Gérard Miller à LCI, Le Chroniqueur Insoumis

Gérard, il est temps de résoudre tes contradictions, comme dirait Mao ! Si ton discours pseudo-révolutionnaire est à la fois compatible avec Le Média et LCI, c’est qu’il y a quelque chose qui cloche !

Par Frédéric Mas.

Miller devient chroniqueur à LCI. La chaîne info de TF1, LCI, devrait recruter Gérard, chroniqueur bien connu de Laurent Ruquier mais aussi ex-mao et militant d’extrême-gauche. En effet, Gérard Miller n’a jamais fait mystère de son engagement politique, qui l’a mené de la Gauche prolétarienne à la France insoumise, le mouvement de Jean-Luc Mélenchon qu’il soutient lors de l’élection présidentielle de 2017. Il signe même en janvier 2017 un documentaire en forme d’apologie du député européen intitulé « Jean-Luc Mélenchon, l’homme qui avançait à contre-courant », assez complaisamment diffusé sur France 31.

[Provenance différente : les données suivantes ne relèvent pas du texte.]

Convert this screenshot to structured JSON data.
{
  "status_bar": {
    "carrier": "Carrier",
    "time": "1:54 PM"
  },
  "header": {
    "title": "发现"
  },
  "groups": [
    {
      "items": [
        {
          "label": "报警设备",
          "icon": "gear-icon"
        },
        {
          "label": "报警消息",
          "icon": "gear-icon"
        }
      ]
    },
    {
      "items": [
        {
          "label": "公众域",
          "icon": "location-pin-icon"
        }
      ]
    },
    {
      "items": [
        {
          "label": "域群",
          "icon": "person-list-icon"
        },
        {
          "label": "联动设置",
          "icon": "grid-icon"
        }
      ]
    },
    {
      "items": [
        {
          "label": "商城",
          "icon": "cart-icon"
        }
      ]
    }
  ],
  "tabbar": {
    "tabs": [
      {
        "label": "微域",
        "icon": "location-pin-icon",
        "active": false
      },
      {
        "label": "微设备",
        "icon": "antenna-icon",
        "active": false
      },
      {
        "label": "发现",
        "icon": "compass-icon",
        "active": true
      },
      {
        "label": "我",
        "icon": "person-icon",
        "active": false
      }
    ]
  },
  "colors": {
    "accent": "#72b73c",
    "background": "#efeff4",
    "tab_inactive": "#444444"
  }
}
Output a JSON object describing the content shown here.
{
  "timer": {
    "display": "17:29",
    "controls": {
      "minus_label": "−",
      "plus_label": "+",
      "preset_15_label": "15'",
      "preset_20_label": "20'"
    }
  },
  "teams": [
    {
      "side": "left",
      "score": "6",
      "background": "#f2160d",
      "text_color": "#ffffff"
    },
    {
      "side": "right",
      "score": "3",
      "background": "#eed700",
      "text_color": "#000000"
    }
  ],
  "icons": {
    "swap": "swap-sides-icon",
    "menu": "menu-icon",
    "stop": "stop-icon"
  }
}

Le révolutionnaire institutionnel profite pleinement du capitalisme libéral. Certains commentateurs se sont moqués sur les réseaux sociaux de la formidable élasticité morale de l’ex-mao, passant du Média, la télé mélenchoniste, à LCI, temple du méchant néolibéralisme-capitalisme-dictature des médias tant décrié par ses camarades. Il semblerait que les entreprises capitalistes soient plus rémunératrices et surtout financièrement plus solides que les montages militants des différentes officines de propagande du grand Timonier des Bouches du Rhône : les démêlés récents du Média avec Sophia Chikirou tendent à montrer que les militants révolutionnaires ont tendance à mélanger, avec le plus grand amateurisme, business, engagement et règlement de comptes.

Travailler avec les capitalistes, c’est tout de même plus gratifiant

Certaines méchantes langues ont même parlé du mélenchonisme comme du « stade suprême du capitalisme ». Bien entendu, elles se trompent, les capitalistes sont plus intelligents et plus honnêtes que ça : l’amateurisme et la malhonnêteté ne sont jamais bons pour les affaires.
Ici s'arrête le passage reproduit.